Croatia celebrated MDS World Awareness Day on the 25th of October. The event organised by HULL (The Croatian Leukemia and Lymphoma Society) started at 15:00 hours at the Croatian Journalist Association Club in Zagreb, where experts from all fields explained to the public the main facts about the disease, and informed them about treatments and diagnostics. 

HULL branch office in Varaždin also marked MDS Awareness Day through gathering on Franciscan Square  4 from 10:00 to 12:00 in the morning where people could get information about MDS and other hematologic diseases at the MDS info point.

Myelodysplastic syndrome is a disease that can develop into acute myelogenous leukemia (AML). It mostly occurs in older people, though, as can be heard on World Awareness Day, this boundary is already moving towards younger age. The causes of the disease remain largely unknown, but exposure to certain substances such as benzene or as a result of treatment with cytostatic drugs in some patients is mentioned as potential risks.

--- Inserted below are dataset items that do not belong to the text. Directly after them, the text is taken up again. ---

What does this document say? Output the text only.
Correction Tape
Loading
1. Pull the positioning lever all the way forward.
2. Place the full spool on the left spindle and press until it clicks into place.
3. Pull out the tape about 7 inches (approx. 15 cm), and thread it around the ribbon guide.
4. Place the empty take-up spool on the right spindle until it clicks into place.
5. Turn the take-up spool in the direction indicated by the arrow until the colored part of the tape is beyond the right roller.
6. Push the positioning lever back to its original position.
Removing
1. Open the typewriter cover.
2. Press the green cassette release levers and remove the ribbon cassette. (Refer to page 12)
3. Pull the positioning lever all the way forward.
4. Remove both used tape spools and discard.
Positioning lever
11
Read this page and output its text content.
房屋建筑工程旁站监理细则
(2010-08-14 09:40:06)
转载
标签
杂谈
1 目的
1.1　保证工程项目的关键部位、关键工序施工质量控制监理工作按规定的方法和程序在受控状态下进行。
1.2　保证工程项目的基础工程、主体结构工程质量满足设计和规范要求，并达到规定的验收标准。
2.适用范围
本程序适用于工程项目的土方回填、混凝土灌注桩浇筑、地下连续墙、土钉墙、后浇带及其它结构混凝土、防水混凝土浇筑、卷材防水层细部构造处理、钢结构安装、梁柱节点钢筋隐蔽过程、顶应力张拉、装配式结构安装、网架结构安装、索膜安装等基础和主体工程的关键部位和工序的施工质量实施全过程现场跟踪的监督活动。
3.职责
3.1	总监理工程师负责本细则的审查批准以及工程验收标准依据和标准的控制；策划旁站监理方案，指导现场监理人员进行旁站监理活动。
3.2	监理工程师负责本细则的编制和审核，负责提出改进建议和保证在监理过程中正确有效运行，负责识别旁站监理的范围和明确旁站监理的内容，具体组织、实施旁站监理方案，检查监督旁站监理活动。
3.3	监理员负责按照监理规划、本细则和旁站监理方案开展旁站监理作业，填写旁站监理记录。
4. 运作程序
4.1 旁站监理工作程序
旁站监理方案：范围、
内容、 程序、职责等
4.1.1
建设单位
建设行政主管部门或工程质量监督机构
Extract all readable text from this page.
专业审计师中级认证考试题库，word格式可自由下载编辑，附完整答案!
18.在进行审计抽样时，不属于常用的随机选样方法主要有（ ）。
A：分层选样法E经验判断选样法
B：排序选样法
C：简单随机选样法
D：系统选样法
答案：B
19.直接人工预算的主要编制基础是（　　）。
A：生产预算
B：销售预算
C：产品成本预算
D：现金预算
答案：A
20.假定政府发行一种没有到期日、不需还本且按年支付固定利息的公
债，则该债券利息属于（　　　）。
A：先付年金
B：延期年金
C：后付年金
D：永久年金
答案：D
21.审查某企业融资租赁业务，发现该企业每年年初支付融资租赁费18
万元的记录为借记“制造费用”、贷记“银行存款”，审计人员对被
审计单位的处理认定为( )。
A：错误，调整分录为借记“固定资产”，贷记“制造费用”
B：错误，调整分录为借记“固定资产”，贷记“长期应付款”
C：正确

Some patients have high risk and their myelodysplastic syndrome can quickly develop into AML. Before it develops there are at least four, five types of MDS predecessors. The age limit for mutations in the blood is getting lower. Hematologists in Western Europe and the United States now have a special interest in seeing any changes in the individual’s blood sequence – explained Dr. Med. Inga Mandac Rogulj of the Hematology Institute KB Merkur describing MDS as a disease with lots of faces that can at any time begin to lose control.

Dr. Gordana Kaić, MD from the Institute for Cytology and Cytogenetics of KB Mercury while Dr. med talked about the importance and procedure of cytological diagnosis gathered. Darko Krnić from the Croatian Agency for Medicinal Products and Medical Products (HALMED) explained the procedure for approving a drug and stressed the importance of reporting side effects.

How does it feel to be an MDS patient in Croatia?

Prof. Ana Mrčić, a famous Croatian athlete who was received a bone marrow transplantation a year and four months ago, shared with us how to live with MDS. After transplantation Prof. Mrcic experienced the most common complication of transplanted people treated for this syndrome; GVHD, Graft Versus Host Disease, which she described as a disease passed to the recipient by the donor. GVHD happens when particular types of white blood cell (T cells) in the donated bone marrow or stem cells attack your own body cells. This happens because the donated cells (the graft) see your body cells (the host) as foreign and attack them.

“I had a bone marrow transplant. I received the stem cells from a sister who I am yet to meet. She gave me her cells. I had acute and chronic GVHD, and, as an athlete, I found it very difficult to cope with muscular atrophy” said prof. Mrcic in his open and personal presentation of her experience with MDS treatment and GVHD – the most common cause of transplanted deaths.

You can see the lectures in full on our YouTube channel and continue to be separate on topics and lecturers.